Indian J Otolaryngol Head Neck Surg. 2023 Sep;75(3):1981-1985. doi: 10.1007/s12070-023-03789-z. Epub 2023 Apr 22.
Lower lip reconstruction has been a major challenge for the reconstructive surgeons since time immemorial. Various types of reconstruction had been described for the reconstruction of lower lip ranging from local flaps to free tissue transfer to free functioning muscle transfer. For complete lower lip defects, the free radial forearm flap with palmaris longus tendon has been the standard of reconstruction for many years. Literatures suggests various techniques for utilizing palmaris longus tendon sling as a static as well as dynamic structure. The limitation with static reconstruction is the loss of sling support with time leading to eversion and drooping of the reconstructed lower lip and drooling of saliva. In this article we describe a simpler and novel technique which converts static reconstruction into a dynamic one with a series of 5 patients. Aim of this prospective study was to evaluate the post operative functional and aesthetic outcome of our technique of total lower lip reconstruction using free radial forearm flap with palmaris longus sling reconstruction. The medical records included were demographics, including age, gender, and reason for the acquired defect, lip reconstructed, reconstructive method, flap survival, and outcomes. At 6 months follow up, all patients had satisfactory outcome and were able to take oral diets and none of the patients complained of drooling, an inability to eat in a public setting, or microstomia. This technique which is a simpler modification can be helpful in converting the traditional static sling reconstruction of lower lip into a dynamic one resulting in good aesthetic and functional outcomes.

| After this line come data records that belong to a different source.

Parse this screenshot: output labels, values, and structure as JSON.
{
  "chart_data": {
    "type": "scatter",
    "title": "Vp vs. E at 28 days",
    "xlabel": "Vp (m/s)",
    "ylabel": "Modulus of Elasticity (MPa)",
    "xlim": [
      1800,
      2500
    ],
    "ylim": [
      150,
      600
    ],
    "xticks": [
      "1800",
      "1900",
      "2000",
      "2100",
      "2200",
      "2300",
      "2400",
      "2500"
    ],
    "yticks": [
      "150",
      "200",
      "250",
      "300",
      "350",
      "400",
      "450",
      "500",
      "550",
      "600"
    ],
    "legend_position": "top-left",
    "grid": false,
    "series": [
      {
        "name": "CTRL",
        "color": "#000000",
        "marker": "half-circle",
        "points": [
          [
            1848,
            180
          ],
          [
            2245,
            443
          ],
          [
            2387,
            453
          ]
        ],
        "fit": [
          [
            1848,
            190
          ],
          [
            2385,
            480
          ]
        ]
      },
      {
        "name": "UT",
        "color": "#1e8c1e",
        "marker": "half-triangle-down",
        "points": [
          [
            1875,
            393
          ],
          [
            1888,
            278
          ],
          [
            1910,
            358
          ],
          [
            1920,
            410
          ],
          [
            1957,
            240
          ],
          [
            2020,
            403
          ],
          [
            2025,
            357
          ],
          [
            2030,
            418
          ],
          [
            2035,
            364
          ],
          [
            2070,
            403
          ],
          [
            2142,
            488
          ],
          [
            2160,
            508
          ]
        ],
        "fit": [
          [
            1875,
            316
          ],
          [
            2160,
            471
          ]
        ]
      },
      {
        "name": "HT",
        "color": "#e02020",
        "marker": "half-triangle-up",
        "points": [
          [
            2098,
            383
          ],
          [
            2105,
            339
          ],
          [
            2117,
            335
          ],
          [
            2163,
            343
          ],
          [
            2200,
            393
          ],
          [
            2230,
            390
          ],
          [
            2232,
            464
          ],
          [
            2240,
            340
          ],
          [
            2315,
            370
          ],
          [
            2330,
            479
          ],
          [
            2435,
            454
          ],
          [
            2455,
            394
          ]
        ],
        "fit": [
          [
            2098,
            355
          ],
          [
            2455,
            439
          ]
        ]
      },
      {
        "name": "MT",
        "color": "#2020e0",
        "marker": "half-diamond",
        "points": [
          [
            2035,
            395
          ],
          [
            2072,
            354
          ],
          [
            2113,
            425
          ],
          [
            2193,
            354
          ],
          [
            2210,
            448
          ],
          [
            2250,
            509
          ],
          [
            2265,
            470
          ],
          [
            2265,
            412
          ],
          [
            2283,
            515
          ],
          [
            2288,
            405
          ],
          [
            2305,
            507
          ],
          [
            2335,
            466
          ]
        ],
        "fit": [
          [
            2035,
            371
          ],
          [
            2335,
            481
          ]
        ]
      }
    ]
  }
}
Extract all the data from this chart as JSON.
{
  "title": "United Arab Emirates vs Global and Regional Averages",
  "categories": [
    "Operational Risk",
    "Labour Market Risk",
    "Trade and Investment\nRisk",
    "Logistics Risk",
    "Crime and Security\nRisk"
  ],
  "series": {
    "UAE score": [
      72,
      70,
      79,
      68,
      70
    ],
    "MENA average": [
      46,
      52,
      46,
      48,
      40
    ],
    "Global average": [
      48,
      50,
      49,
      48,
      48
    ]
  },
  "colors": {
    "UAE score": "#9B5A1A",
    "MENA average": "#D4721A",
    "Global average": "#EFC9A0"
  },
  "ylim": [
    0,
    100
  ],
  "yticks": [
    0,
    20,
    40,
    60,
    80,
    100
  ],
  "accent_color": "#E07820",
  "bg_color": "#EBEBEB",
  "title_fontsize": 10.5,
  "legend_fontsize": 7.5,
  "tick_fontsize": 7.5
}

自古以来,下唇重建一直是重建外科医生面临的重大挑战。为下唇重建描述了各种类型的重建方法,从局部皮瓣到游离组织移植再到游离功能性肌肉移植。多年来,带掌长肌腱的游离桡侧前臂皮瓣一直是全下唇缺损重建的标准方法。文献提出了各种利用掌长肌腱吊带作为静态和动态结构的技术。静态重建的局限性在于随着时间的推移吊带支撑力丧失,导致重建下唇外翻、下垂以及流口水。在本文中,我们描述了一种更简单新颖的技术,通过5例患者的系列病例将静态重建转变为动态重建。这项前瞻性研究的目的是评估我们使用带掌长肌吊带重建的游离桡侧前臂皮瓣进行全下唇重建技术的术后功能和美学效果。所纳入的病历包括人口统计学信息,如年龄、性别、后天缺损的原因、重建的唇部、重建方法、皮瓣存活情况及结果。在6个月的随访中,所有患者均取得满意效果,能够经口进食,且无一例患者抱怨流口水、无法在公共场合进食或小口畸形。这种更简单的改良技术有助于将传统的下唇静态吊带重建转变为动态重建,从而获得良好的美学和功能效果。